Tantra ist kein sinnloser Quatsch.

Es ist eine Fähigkeit. Ohne es gibt es keine Möglichkeit.
Die Frage ist, „wie präzisiert ist dein Tantra?“. Du möchtest deine Energie einsetzen, aber brauchst du dafür 10.000 Rituale oder kannst du auf der Stelle beginnen? Dabei gibt es einen großen Unterschied. Geringe Technologie oder hohe Technologie, das ist hier die Frage. Ohne Tantra, gibt es aber keinen spirituellen Prozess.

Die Aufgabe des Gurus ist es, dem Shishya auf eine höhere Dimension des Bewusstseins zu bringen. Es geht nicht darum, ihn ins Netz seiner triebhaften Sexualität gehen zu lassen. Es geht darum, seine Technologie zu verbessern. Dafür braucht man nicht in einen orgasmischen Status zu verfallen. Wenn man sich hinsetzt und seine Augen geschlossen hält, kann man in jeder Zelle seines Körpers kleine Orgasmen fühlen.
Die Leute, die es nicht geschafft haben, einen orgasmischen Status der Existenz zu erreichen, werden einen ekstatischen Status mit Sexualität verbinden. Wahrscheinlich weil sie die höchste Erfahrung ist, die sie jemals gemacht haben.

Menschen versuchen immer wieder Zuflucht in der Beziehung zwischen Krishna und Gopi zu nehmen.
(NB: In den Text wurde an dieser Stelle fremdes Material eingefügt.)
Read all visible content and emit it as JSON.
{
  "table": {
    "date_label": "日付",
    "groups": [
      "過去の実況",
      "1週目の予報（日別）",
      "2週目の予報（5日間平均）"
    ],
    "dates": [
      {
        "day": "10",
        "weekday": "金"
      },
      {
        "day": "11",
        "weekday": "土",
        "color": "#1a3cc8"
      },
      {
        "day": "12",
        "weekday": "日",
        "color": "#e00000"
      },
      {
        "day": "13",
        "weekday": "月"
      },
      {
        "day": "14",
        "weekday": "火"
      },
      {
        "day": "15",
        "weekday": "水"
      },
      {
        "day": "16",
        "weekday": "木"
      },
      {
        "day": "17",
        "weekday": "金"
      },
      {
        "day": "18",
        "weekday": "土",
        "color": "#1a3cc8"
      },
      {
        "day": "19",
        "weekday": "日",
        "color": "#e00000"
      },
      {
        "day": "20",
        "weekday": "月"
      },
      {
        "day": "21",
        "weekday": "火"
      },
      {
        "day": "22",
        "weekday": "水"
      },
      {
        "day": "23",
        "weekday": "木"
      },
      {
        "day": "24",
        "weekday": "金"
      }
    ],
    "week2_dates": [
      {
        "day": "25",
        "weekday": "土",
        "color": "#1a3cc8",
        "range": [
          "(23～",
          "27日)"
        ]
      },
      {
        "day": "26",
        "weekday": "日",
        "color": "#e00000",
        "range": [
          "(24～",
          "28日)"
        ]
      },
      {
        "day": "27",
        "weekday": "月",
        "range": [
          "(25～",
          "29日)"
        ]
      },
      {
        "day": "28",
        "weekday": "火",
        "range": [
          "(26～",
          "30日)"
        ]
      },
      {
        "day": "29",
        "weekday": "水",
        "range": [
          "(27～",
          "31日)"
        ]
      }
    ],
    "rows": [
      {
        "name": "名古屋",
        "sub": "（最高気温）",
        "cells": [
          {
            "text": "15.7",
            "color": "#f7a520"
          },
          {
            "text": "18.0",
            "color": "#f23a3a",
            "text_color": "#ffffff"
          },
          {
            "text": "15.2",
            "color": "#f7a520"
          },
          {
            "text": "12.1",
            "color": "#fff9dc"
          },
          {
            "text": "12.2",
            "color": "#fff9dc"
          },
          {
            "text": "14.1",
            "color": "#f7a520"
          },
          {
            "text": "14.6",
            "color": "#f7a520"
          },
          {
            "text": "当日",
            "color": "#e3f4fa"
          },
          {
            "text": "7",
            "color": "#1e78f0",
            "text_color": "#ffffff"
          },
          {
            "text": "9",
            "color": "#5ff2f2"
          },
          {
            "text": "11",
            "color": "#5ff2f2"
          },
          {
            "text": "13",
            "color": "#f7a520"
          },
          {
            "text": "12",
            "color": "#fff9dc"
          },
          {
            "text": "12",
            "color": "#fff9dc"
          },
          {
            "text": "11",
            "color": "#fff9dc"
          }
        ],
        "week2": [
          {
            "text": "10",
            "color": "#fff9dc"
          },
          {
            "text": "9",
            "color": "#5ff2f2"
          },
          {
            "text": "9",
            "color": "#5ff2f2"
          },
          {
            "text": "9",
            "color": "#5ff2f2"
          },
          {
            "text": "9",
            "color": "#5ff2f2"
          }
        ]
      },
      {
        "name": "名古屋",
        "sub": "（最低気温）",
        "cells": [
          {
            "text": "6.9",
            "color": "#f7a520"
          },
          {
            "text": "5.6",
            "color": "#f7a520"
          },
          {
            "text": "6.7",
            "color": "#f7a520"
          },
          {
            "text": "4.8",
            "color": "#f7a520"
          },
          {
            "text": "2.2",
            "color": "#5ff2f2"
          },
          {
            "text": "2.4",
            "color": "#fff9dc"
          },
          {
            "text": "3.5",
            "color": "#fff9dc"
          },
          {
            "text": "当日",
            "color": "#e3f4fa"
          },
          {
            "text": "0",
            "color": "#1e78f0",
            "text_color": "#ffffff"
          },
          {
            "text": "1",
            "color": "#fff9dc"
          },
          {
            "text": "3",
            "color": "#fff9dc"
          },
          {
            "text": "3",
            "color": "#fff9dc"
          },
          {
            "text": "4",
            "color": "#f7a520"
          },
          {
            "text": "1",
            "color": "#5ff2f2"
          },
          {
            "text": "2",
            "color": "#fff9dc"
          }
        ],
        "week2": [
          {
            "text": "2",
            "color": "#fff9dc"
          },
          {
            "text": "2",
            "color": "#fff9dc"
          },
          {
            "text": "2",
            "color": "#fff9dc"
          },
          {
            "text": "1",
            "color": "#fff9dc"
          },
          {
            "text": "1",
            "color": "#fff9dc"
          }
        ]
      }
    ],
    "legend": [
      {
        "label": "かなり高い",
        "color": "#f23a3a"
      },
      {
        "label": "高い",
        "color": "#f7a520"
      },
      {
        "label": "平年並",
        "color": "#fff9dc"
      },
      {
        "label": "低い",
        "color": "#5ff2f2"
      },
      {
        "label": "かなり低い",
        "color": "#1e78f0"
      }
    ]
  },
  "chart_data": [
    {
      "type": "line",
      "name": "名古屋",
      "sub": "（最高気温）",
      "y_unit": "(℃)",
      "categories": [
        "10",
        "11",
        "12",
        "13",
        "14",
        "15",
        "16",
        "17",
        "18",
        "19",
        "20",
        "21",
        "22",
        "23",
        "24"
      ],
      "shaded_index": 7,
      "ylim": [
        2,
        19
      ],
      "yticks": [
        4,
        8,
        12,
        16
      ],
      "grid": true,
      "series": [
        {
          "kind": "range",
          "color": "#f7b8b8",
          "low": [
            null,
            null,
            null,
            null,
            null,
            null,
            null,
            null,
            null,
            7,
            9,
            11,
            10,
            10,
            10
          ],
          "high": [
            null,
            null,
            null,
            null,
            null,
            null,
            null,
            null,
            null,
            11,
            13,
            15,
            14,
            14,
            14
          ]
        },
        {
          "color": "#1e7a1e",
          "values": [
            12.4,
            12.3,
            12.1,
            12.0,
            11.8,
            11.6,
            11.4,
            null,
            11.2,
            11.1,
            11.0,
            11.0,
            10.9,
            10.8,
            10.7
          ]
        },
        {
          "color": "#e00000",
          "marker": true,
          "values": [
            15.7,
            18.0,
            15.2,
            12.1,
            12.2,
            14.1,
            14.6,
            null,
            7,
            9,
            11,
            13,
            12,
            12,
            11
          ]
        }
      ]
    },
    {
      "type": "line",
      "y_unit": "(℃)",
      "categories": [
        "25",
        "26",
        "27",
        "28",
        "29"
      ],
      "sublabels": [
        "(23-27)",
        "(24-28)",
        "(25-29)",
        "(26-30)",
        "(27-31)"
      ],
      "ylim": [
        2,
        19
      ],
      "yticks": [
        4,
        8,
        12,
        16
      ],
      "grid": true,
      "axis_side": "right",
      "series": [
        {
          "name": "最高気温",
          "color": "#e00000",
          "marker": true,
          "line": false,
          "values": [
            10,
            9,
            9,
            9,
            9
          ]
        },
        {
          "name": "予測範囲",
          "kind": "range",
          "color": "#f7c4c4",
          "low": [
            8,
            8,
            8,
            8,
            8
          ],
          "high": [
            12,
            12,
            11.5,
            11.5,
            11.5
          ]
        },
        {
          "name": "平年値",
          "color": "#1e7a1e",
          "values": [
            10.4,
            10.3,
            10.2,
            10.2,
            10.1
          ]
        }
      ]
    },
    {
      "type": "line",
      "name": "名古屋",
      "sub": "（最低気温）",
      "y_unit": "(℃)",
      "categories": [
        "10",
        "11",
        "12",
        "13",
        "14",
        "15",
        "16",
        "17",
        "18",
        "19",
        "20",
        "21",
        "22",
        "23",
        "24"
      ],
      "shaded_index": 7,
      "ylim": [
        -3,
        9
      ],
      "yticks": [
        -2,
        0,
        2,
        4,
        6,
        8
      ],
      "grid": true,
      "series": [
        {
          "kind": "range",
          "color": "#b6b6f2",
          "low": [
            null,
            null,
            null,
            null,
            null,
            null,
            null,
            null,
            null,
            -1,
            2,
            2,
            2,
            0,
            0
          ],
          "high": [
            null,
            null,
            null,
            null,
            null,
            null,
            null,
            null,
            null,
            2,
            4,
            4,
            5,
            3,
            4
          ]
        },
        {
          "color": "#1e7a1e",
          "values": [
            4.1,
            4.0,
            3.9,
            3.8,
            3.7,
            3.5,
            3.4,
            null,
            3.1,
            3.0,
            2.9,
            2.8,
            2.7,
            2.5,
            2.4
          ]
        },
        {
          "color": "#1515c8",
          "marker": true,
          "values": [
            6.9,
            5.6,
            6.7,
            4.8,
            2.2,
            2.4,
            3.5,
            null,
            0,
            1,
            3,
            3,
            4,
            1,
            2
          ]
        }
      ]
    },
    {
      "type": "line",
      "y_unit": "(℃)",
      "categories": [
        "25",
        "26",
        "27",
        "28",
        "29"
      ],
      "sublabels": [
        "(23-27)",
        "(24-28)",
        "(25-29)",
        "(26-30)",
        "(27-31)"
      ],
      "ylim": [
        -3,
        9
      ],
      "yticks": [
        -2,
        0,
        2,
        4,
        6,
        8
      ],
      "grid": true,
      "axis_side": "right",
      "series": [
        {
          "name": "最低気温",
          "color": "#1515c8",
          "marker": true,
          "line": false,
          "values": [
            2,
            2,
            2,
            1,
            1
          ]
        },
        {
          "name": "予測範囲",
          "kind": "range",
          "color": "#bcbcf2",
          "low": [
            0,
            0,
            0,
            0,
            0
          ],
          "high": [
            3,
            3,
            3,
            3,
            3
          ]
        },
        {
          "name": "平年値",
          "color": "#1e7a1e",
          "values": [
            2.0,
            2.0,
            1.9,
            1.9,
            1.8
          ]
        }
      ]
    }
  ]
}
Die Legende besagt, Krishna habe 16 000 Frauen gleichzeitig einen Orgasmus gegeben. Mit sexueller Einigkeit ist das unmöglich.
Ein Shishya kann eine sehr intime Beziehung zu einem Guru entwickeln. Intimität bedeutet für viele, dass sich 2 Körper berühren. Doch der Körper ist nicht intim genug für jemanden, der einen spirituellen Weg geht. Der physikalische Körper ist eine äußerliche Form, im tantrischen und yogischen System. Er hat nichts mit Intimität zu tun. Nur wenn Energien sich treffen und die Energien des Gurus die Energien des Shishyas überwältigen und brechen, kann von einer orgasmischen Erfahrung gesprochen werden. Einer Einheit, die aber keinen sexuellen Ursprung hat.

Wenn man meditieren möchte oder seine Spiritualität ausüben möchte, braucht man keinen Guru.
Ein Guru ist im Wesentlichen dafür zuständig, jemanden mit namenlosen Ekstasen zu erfüllen.
Tantra ist eine Technologie der Befreiung, nicht der Versklavung.